After hours of agonising, in the pre-dawn hours of this morning, I rang my vineyard manager and arranged for the net removal and picking crews to be at the Tiers Vineyard, instead of Foggy Hill, redirected as they arrive for work. We will harvest the Tiers Chardonnay in dry autumn conditions from tomorrow.

The fate of Foggy Hill Pinot Noir hangs in the balance, but I am hopeful for less rain on the weekend at Foggy Hill at Parawa on the Fleurieu Peninsula; the steep slopes of the vineyard should allow better run off, there will be drying winds from the ocean and Pinot Noir has tougher skins than ripe Chardonnay. That’s my rationale and I am now committed.

The loose-bunch, small-berry Cabernet Sauvignon and Cabernet Franc in Whalebone Vineyard will hang through the rain intact and be harvested next week. The plumper-berried Merlot was harvested today.

These may seem like first-world problems especially compared with the travails of Australia’s inland grape-growers. The huge, flat drainage basin of inland Australia collected the massive rain from the multiple atmospheric rivers created for the east and north of Australia by the La Niña weather system during the winter and spring of 2022. That water inevitably found its way down the Murray–Darling River system to the irrigation communities of Australia’s Riverina, Sunraysia and Riverland, source of 70% of Australia’s grape crop. Many vineyards were inundated and those that weren’t couldn’t be irrigated because their pumping stations were under water. The disease pressures were also high.

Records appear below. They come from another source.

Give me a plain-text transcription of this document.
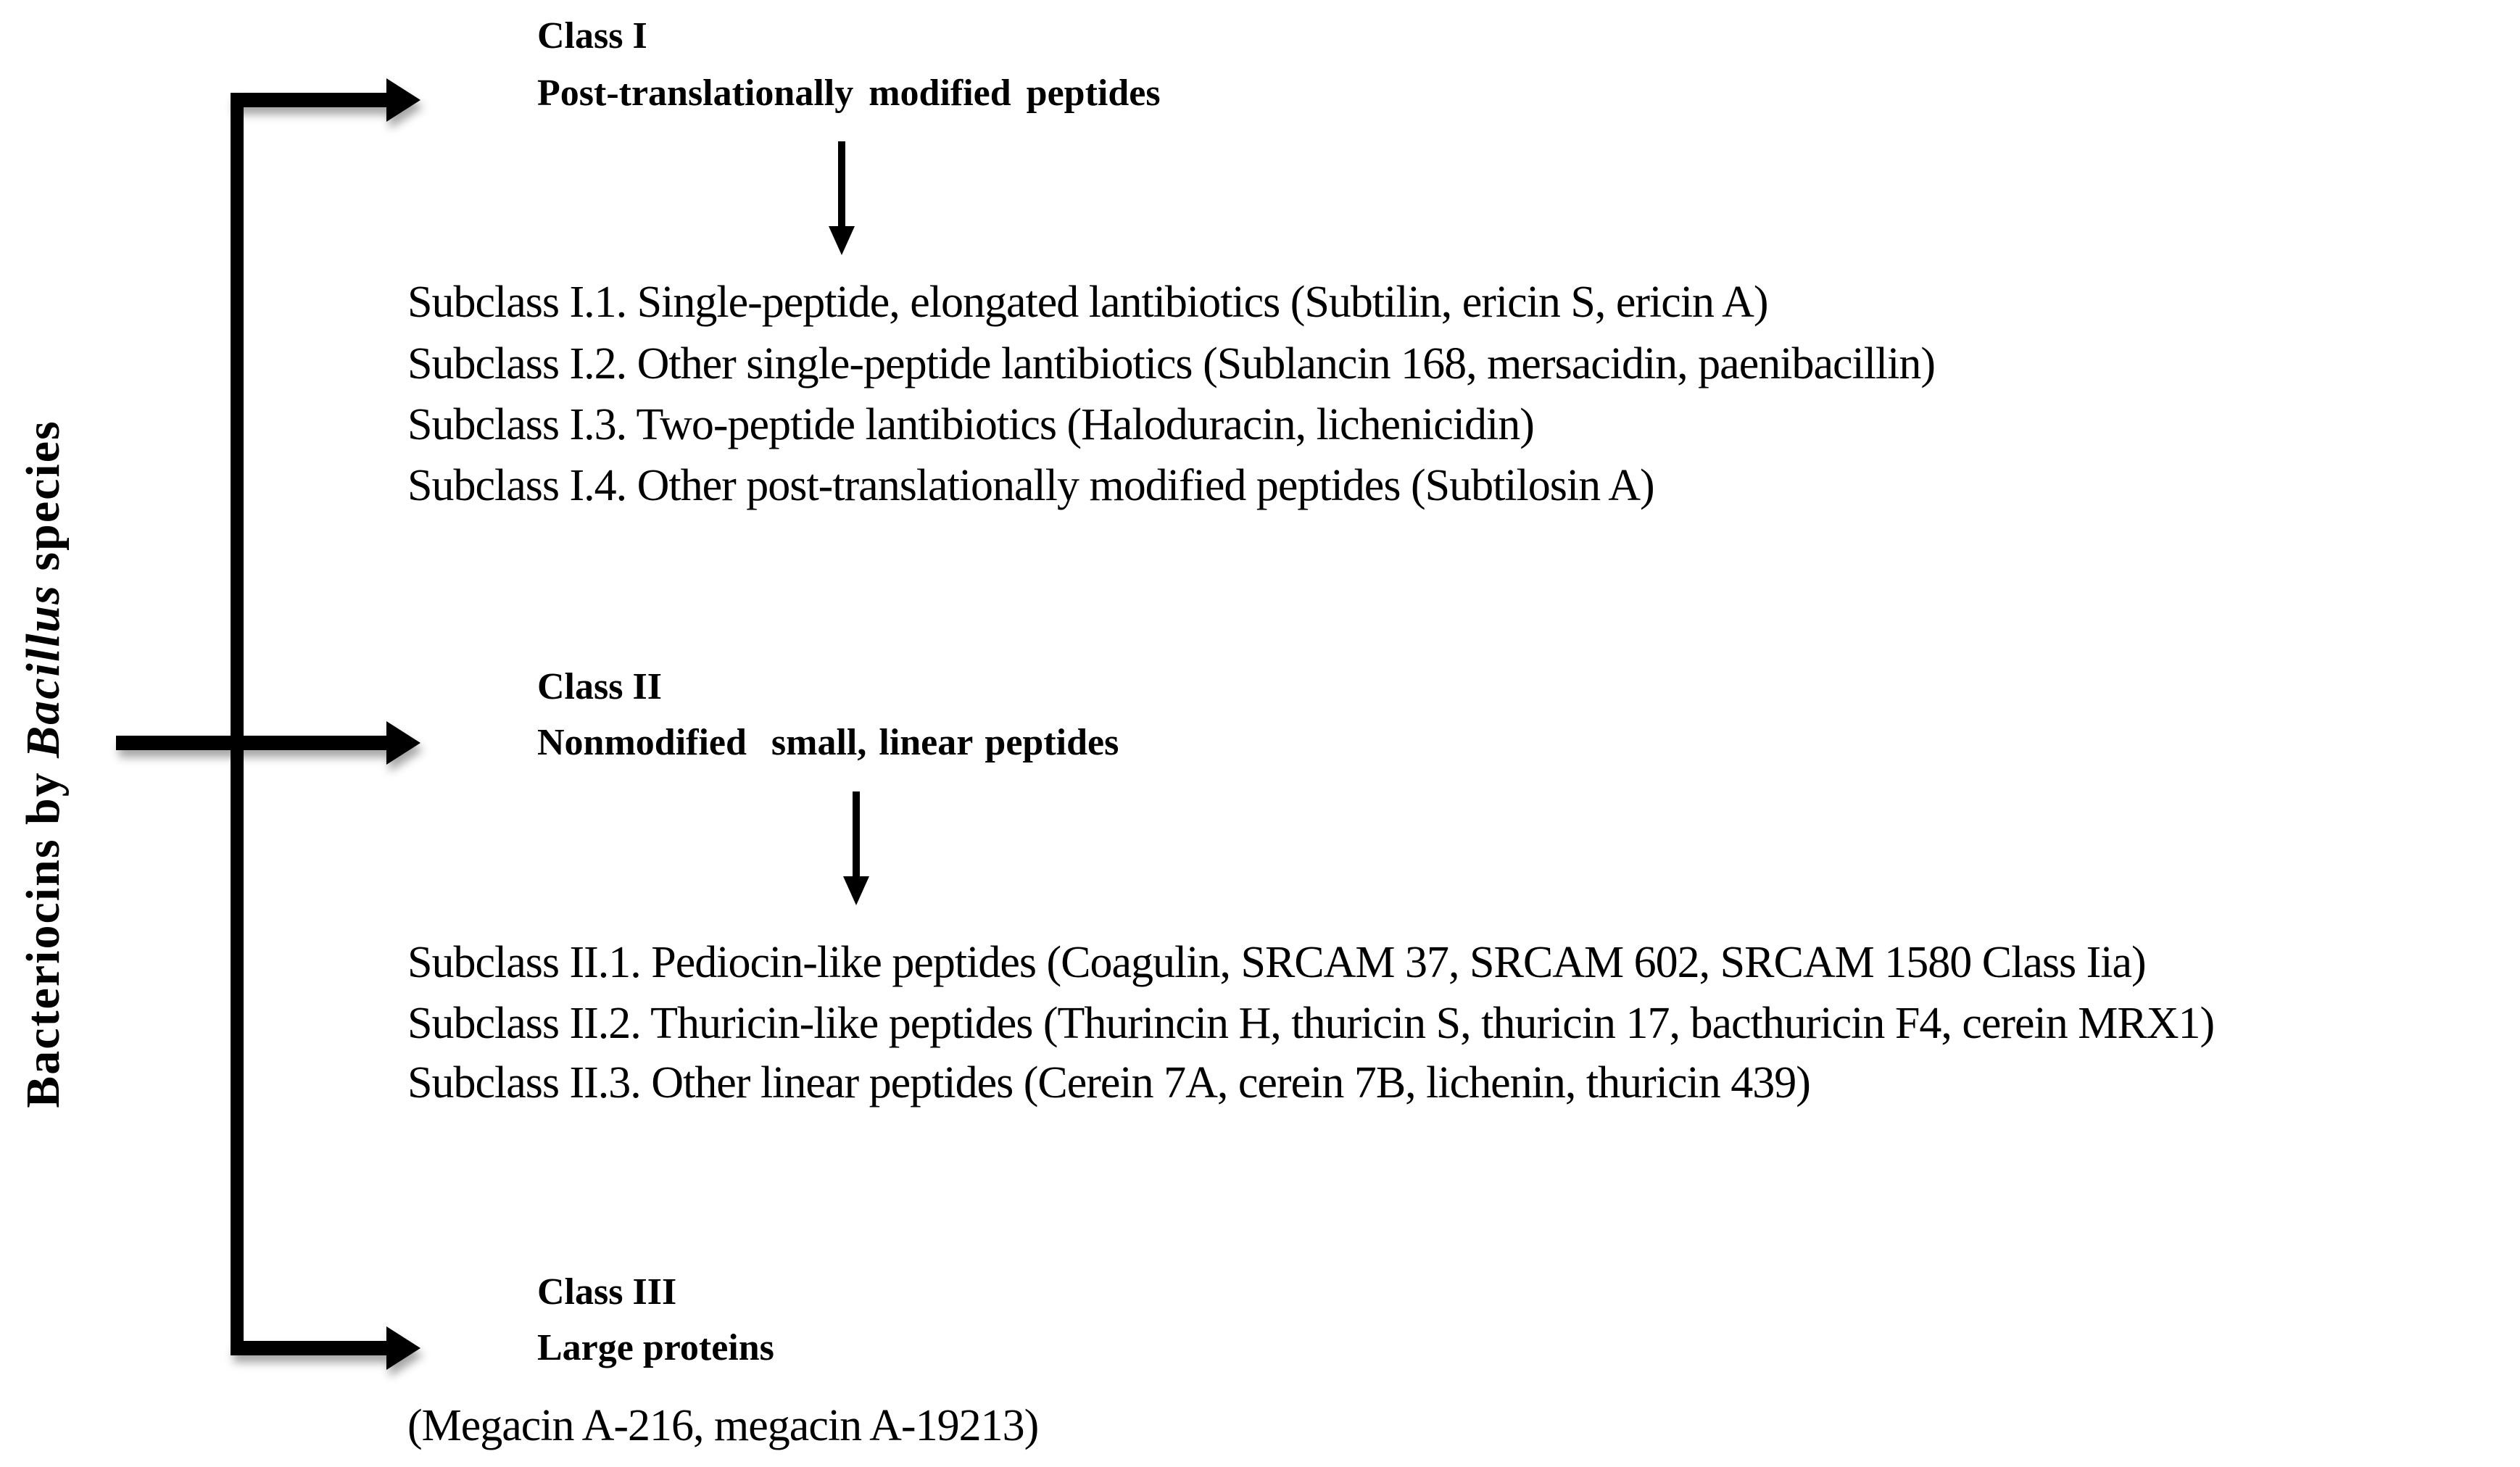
Bacteriocins by Bacillus species
Class I
Post-translationally modified peptides
Subclass I.1. Single-peptide, elongated lantibiotics (Subtilin, ericin S, ericin A)
Subclass I.2. Other single-peptide lantibiotics (Sublancin 168, mersacidin, paenibacillin)
Subclass I.3. Two-peptide lantibiotics (Haloduracin, lichenicidin)
Subclass I.4. Other post-translationally modified peptides (Subtilosin A)
Class II
Nonmodified  small, linear peptides
Subclass II.1. Pediocin-like peptides (Coagulin, SRCAM 37, SRCAM 602, SRCAM 1580 Class Iia)
Subclass II.2. Thuricin-like peptides (Thurincin H, thuricin S, thuricin 17, bacthuricin F4, cerein MRX1)
Subclass II.3. Other linear peptides (Cerein 7A, cerein 7B, lichenin, thuricin 439)
Class III
Large proteins
(Megacin A-216, megacin A-19213)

Some estimates of Australia’s 2023 grape harvest are as low as 1.2 million tonnes, 33% below the average of 1.8 million tonnes and the smallest harvest since the 1990s.

Today is Thursday the 13th and we are halfway through harvesting the beautiful Chardonnay from the Tiers Vineyard. We will complete the harvest of another of our Piccadilly Valley vineyards, Pat and Ted’s, tomorrow before the predicted rain event on Friday night materialises. Whew!

I travelled the 1.5 hours down to Foggy Hill to sample and inspect the Pinot Noir grapes hanging on the exhausted vines. The fruit is in near-perfect condition, begging to be picked. What will it look like after the weekend’s rain event when we start to harvest on Monday?

I am praying it will be resilient, then the gamble I made on the night of the 11th will have paid off.

This is all part of a vigneron’s life. Never the same, never boring, always providing a story to tell as part of the final wine in the bottle.